Blackness Weathered: Decolonial Ethics for the Earth

“If we genuinely want to attend to our climate and environmental crisis our work must connect Christian histories of colonial and racial domination with communities struggling with environmental racism today. ”

Team Members/Contributors

Nikki Hoskins University of Scranton Contact Me

About this first book grant for scholars of color

Blackness Weathered argues that black resistance to Christian settler-colonialism and environmental racism offers decolonial ethics that can be a resource for our climate crisis. The first part is an ethnographic exploration of black women’s resistive practices to environmental racism in Chicago’s Altgeld Gardens—a historic black public housing project that was built at the turn of the twentieth century and is surrounded by air, water, and soil pollution.
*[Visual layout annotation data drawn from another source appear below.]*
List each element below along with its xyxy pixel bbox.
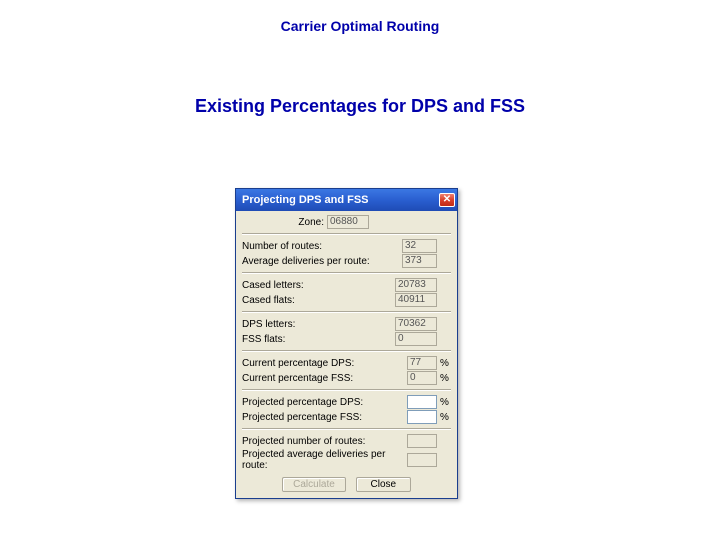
avg-deliveries-field: 373 [402,254,437,268]
proj-avg-del-field [407,453,437,467]
calculate-button[interactable]: Calculate [282,477,346,492]
dialog-content: Zone: 06880 Number of routes: 32 Average… [236,211,457,498]
zone-field: 06880 [327,215,369,229]
page-title: Carrier Optimal Routing [0,0,720,34]
cur-pct-dps-field: 77 [407,356,437,370]
fss-flats-field: 0 [395,332,437,346]
percent-label: % [437,397,451,408]
close-icon[interactable]: ✕ [439,193,455,207]
page-subtitle: Existing Percentages for DPS and FSS [0,96,720,117]
proj-pct-dps-label: Projected percentage DPS: [242,397,407,408]
proj-pct-fss-input[interactable] [407,410,437,424]
cased-letters-label: Cased letters: [242,280,395,291]
percent-label: % [437,358,451,369]
num-routes-label: Number of routes: [242,241,402,252]
percent-label: % [437,412,451,423]
cur-pct-fss-field: 0 [407,371,437,385]
separator [242,428,451,430]
separator [242,350,451,352]
proj-pct-fss-label: Projected percentage FSS: [242,412,407,423]
dialog-title: Projecting DPS and FSS [242,194,369,206]
separator [242,311,451,313]
zone-label: Zone: [242,217,327,228]
separator [242,272,451,274]
titlebar: Projecting DPS and FSS ✕ [236,189,457,211]
fss-flats-label: FSS flats: [242,334,395,345]
avg-deliveries-label: Average deliveries per route: [242,256,402,267]
dps-letters-field: 70362 [395,317,437,331]
proj-pct-dps-input[interactable] [407,395,437,409]
proj-avg-del-label: Projected average deliveries per route: [242,449,407,471]
cased-letters-field: 20783 [395,278,437,292]
separator [242,389,451,391]
separator [242,233,451,235]
close-button[interactable]: Close [356,477,411,492]
cased-flats-field: 40911 [395,293,437,307]
projecting-dialog: Projecting DPS and FSS ✕ Zone: 06880 Num… [235,188,458,499]
proj-num-routes-field [407,434,437,448]
dps-letters-label: DPS letters: [242,319,395,330]
button-row: Calculate Close [242,477,451,492]
cur-pct-fss-label: Current percentage FSS: [242,373,407,384]
num-routes-field: 32 [402,239,437,253]
cased-flats-label: Cased flats: [242,295,395,306]
proj-num-routes-label: Projected number of routes: [242,436,407,447]
percent-label: % [437,373,451,384]
cur-pct-dps-label: Current percentage DPS: [242,358,407,369]
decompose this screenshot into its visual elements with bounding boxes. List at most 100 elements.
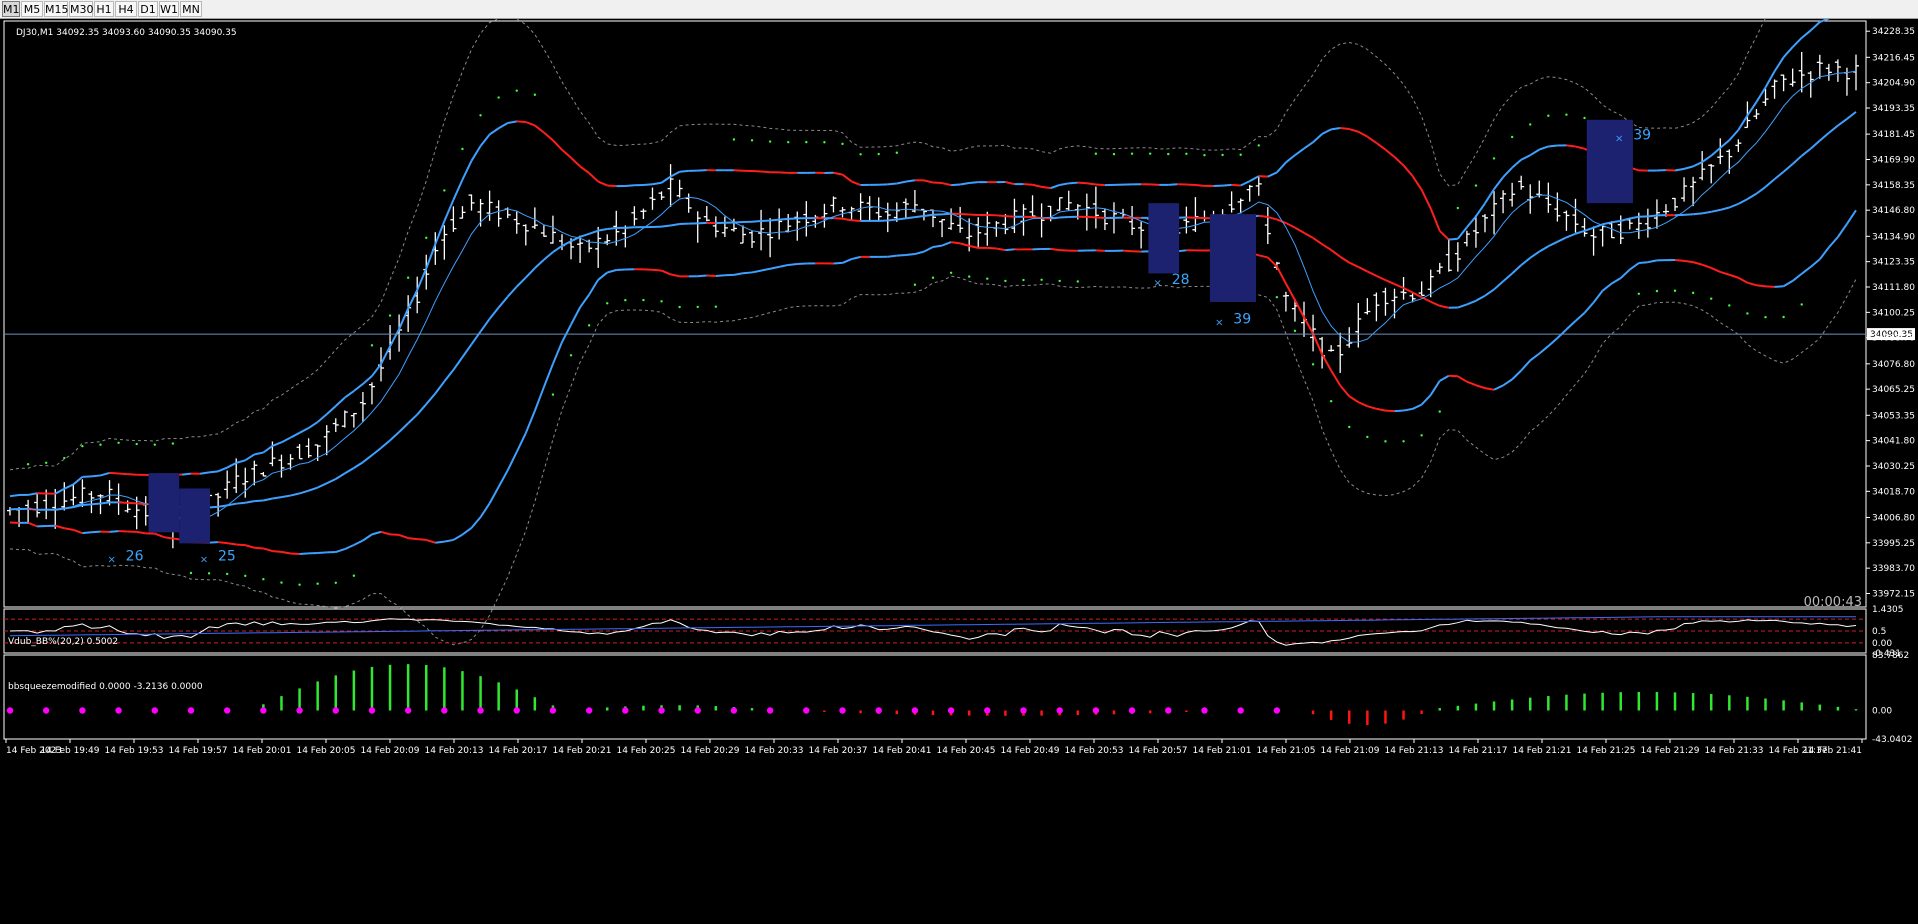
psar-dot: [1239, 153, 1242, 156]
middle-band-segment: [607, 227, 617, 230]
squeeze-dot: [187, 707, 195, 714]
lower-band-segment: [91, 530, 101, 534]
middle-band-segment: [272, 496, 282, 500]
middle-band-segment: [82, 503, 92, 507]
time-tick-label: 14 Feb 21:05: [1256, 746, 1315, 756]
middle-band-segment: [254, 499, 264, 503]
psar-dot: [497, 96, 500, 99]
lower-band-segment: [254, 546, 264, 550]
signal-box: [148, 473, 180, 533]
price-tick-label: 34111.80: [1872, 283, 1915, 293]
psar-dot: [533, 93, 537, 96]
price-tick-label: 34018.70: [1872, 487, 1915, 497]
lower-band-segment: [987, 246, 997, 250]
psar-dot: [425, 236, 428, 239]
lower-band-segment: [1394, 409, 1404, 413]
squeeze-dot: [79, 707, 86, 714]
psar-dot: [1275, 295, 1279, 299]
middle-band-segment: [236, 501, 246, 505]
time-tick-label: 14 Feb 20:33: [744, 746, 803, 756]
time-tick-label: 14 Feb 20:57: [1128, 746, 1187, 756]
psar-dot: [714, 305, 718, 308]
psar-dot: [1221, 153, 1224, 157]
bb-tick-label: 0.5: [1872, 627, 1886, 637]
price-tick-label: 34134.90: [1872, 232, 1915, 242]
squeeze-tick-label: -43.0402: [1872, 735, 1912, 745]
signal-label: 39: [1633, 127, 1651, 143]
psar-dot: [1438, 410, 1441, 413]
time-tick-label: 14 Feb 20:01: [232, 746, 291, 756]
time-tick-label: 14 Feb 21:01: [1192, 746, 1251, 756]
price-tick-label: 34204.90: [1872, 79, 1915, 89]
timeframe-button-h4[interactable]: H4: [115, 1, 137, 17]
time-tick-label: 14 Feb 19:49: [40, 746, 99, 756]
upper-band-segment: [1086, 182, 1097, 186]
lower-band-segment: [272, 550, 282, 553]
middle-band-segment: [851, 219, 861, 222]
time-tick-label: 14 Feb 20:37: [808, 746, 867, 756]
psar-dot: [26, 462, 30, 466]
squeeze-dot: [1165, 707, 1172, 714]
psar-dot: [153, 443, 156, 446]
middle-band-segment: [1095, 216, 1105, 220]
psar-dot: [1293, 329, 1297, 333]
timeframe-button-w1[interactable]: W1: [159, 1, 179, 17]
price-tick-label: 34193.35: [1872, 104, 1915, 114]
psar-dot: [1637, 292, 1641, 295]
psar-dot: [334, 581, 337, 584]
bb-panel-header: Vdub_BB%(20,2) 0.5002: [8, 637, 118, 647]
lower-band-segment: [1122, 249, 1133, 253]
squeeze-dot: [766, 707, 774, 714]
squeeze-dot: [803, 707, 810, 714]
middle-band-segment: [697, 221, 707, 225]
psar-dot: [569, 354, 573, 357]
lower-band-segment: [833, 261, 843, 265]
timeframe-button-mn[interactable]: MN: [180, 1, 202, 17]
timeframe-button-h1[interactable]: H1: [94, 1, 114, 17]
squeeze-dot: [1273, 707, 1281, 714]
timeframe-button-d1[interactable]: D1: [138, 1, 158, 17]
signal-x-marker: ×: [1154, 278, 1162, 289]
squeeze-dot: [984, 707, 991, 714]
timeframe-button-m30[interactable]: M30: [69, 1, 94, 17]
signal-box: [1209, 214, 1257, 302]
psar-dot: [1474, 184, 1478, 187]
psar-dot: [1040, 278, 1043, 281]
upper-band-segment: [969, 181, 979, 185]
psar-dot: [99, 443, 102, 446]
upper-band-segment: [643, 183, 653, 187]
middle-band-segment: [91, 502, 101, 506]
psar-dot: [986, 277, 989, 280]
upper-band-segment: [1222, 183, 1232, 187]
lower-band-segment: [317, 551, 327, 554]
psar-dot: [1710, 297, 1713, 300]
psar-dot: [931, 276, 935, 279]
lower-band-segment: [227, 542, 237, 546]
psar-dot: [696, 305, 699, 309]
upper-band-segment: [760, 170, 771, 174]
middle-band-segment: [996, 214, 1006, 218]
psar-dot: [1004, 279, 1007, 283]
psar-dot: [1076, 280, 1079, 283]
timeframe-button-m5[interactable]: M5: [21, 1, 43, 17]
psar-dot: [1022, 278, 1025, 282]
price-tick-label: 34158.35: [1872, 181, 1915, 191]
timeframe-button-m1[interactable]: M1: [2, 1, 20, 17]
price-tick-label: 34181.45: [1872, 130, 1915, 140]
psar-dot: [895, 151, 899, 154]
upper-band-segment: [625, 184, 635, 187]
time-tick-label: 14 Feb 21:13: [1384, 746, 1443, 756]
signal-label: 39: [1233, 312, 1251, 328]
lower-band-segment: [1385, 409, 1395, 413]
time-tick-label: 14 Feb 19:57: [168, 746, 227, 756]
psar-dot: [823, 141, 826, 144]
price-tick-label: 34076.80: [1872, 360, 1915, 370]
middle-band-segment: [208, 505, 219, 509]
timeframe-button-m15[interactable]: M15: [44, 1, 69, 17]
bb-tick-label: 0.00: [1872, 639, 1892, 649]
squeeze-tick-label: 83.7862: [1872, 651, 1909, 661]
time-tick-label: 14 Feb 21:09: [1320, 746, 1379, 756]
price-tick-label: 34146.80: [1872, 206, 1915, 216]
chart-window[interactable]: 34090.35× 26 × 25× 28× 39× 39 34228.3534216.45…: [0, 19, 1918, 924]
psar-dot: [1655, 289, 1659, 293]
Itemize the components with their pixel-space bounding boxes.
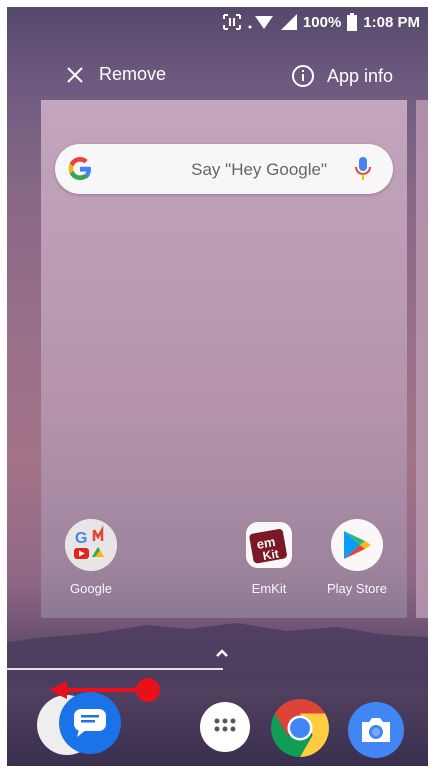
- close-icon: [67, 66, 83, 83]
- emkit-icon: em Kit: [246, 522, 292, 568]
- info-icon: [291, 65, 314, 87]
- svg-text:G: G: [75, 530, 87, 547]
- camera-icon[interactable]: [348, 702, 404, 758]
- app-google-folder[interactable]: G Google: [51, 519, 131, 596]
- app-label: EmKit: [251, 581, 287, 596]
- home-screen-recents: 100% 1:08 PM Remove App info Say "Hey Go…: [7, 7, 428, 766]
- app-drawer-chevron-up-icon[interactable]: [215, 642, 229, 663]
- recent-app-card[interactable]: Say "Hey Google" G Google em Kit EmKit P…: [41, 100, 407, 618]
- wifi-icon: [248, 16, 273, 29]
- signal-icon: [280, 14, 297, 30]
- status-bar: 100% 1:08 PM: [7, 7, 428, 37]
- google-g-icon: [68, 157, 91, 180]
- app-emkit[interactable]: em Kit EmKit: [229, 519, 309, 596]
- remove-button[interactable]: Remove: [65, 64, 166, 85]
- app-info-button[interactable]: App info: [291, 64, 393, 88]
- app-info-label: App info: [326, 65, 393, 86]
- play-store-icon: [331, 519, 383, 571]
- battery-icon: [347, 13, 358, 31]
- app-drawer-icon[interactable]: [200, 702, 250, 752]
- remove-label: Remove: [99, 64, 167, 84]
- app-label: Play Store: [327, 581, 387, 596]
- dock-divider: [7, 668, 223, 670]
- app-play-store[interactable]: Play Store: [317, 519, 397, 596]
- recents-header: Remove App info: [7, 59, 428, 93]
- search-hint: Say "Hey Google": [191, 160, 327, 179]
- app-label: Google: [70, 581, 112, 596]
- scanner-icon: [222, 14, 241, 30]
- clock: 1:08 PM: [363, 13, 420, 31]
- next-recent-card-edge[interactable]: [416, 100, 428, 618]
- battery-percent: 100%: [302, 13, 342, 31]
- chrome-icon[interactable]: [271, 699, 329, 757]
- google-folder-icon: G: [65, 519, 117, 571]
- google-search-bar[interactable]: Say "Hey Google": [55, 144, 393, 194]
- swipe-gesture-arrow-icon: [49, 678, 160, 702]
- svg-text:Kit: Kit: [262, 547, 280, 564]
- microphone-icon[interactable]: [355, 157, 371, 181]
It explores the activists’ resistive environmental practices and moral visions for the earth and argues that rather than focus on environmental racism as another instance of black suffering or inequality, black resistance points us toward alternative moral imaginaries for a more sustainable future on earth. Complementing my ethnographic inquiry is a historical investigation of how black migration to urban cities at the turn of the twentieth century ushered in a variety of experiments in which conceptions of blackness as weather facilitated the ways the U.S. could be imagined as a pure, homogenous, and virtuous space. This is most apparent in the work of social gospel leader Josiah Strong. To quell black resistance to the emerging environmental and social order, he espoused an imaginary of the U.S. as a white masculine Christian landscape, set against the black “climatic others,” whose character and abilities were said to be linked to “immoral” weather patterns from Africa. Attempts to weatherize blackness reveal angst about the uncontainability of black resistance and the struggle to settle the U.S. as a white masculine Christian landscape. Black resistance, thus, frustrates Christian settler-colonial projects and shows how reading with a lens toward black environmental resistance opens a pathway to a history of decolonial environmental practices and ethics. Blackness Weathered is an interdisciplinary project that brings together black studies, decolonial poetics, environmental studies, and Christian social ethics.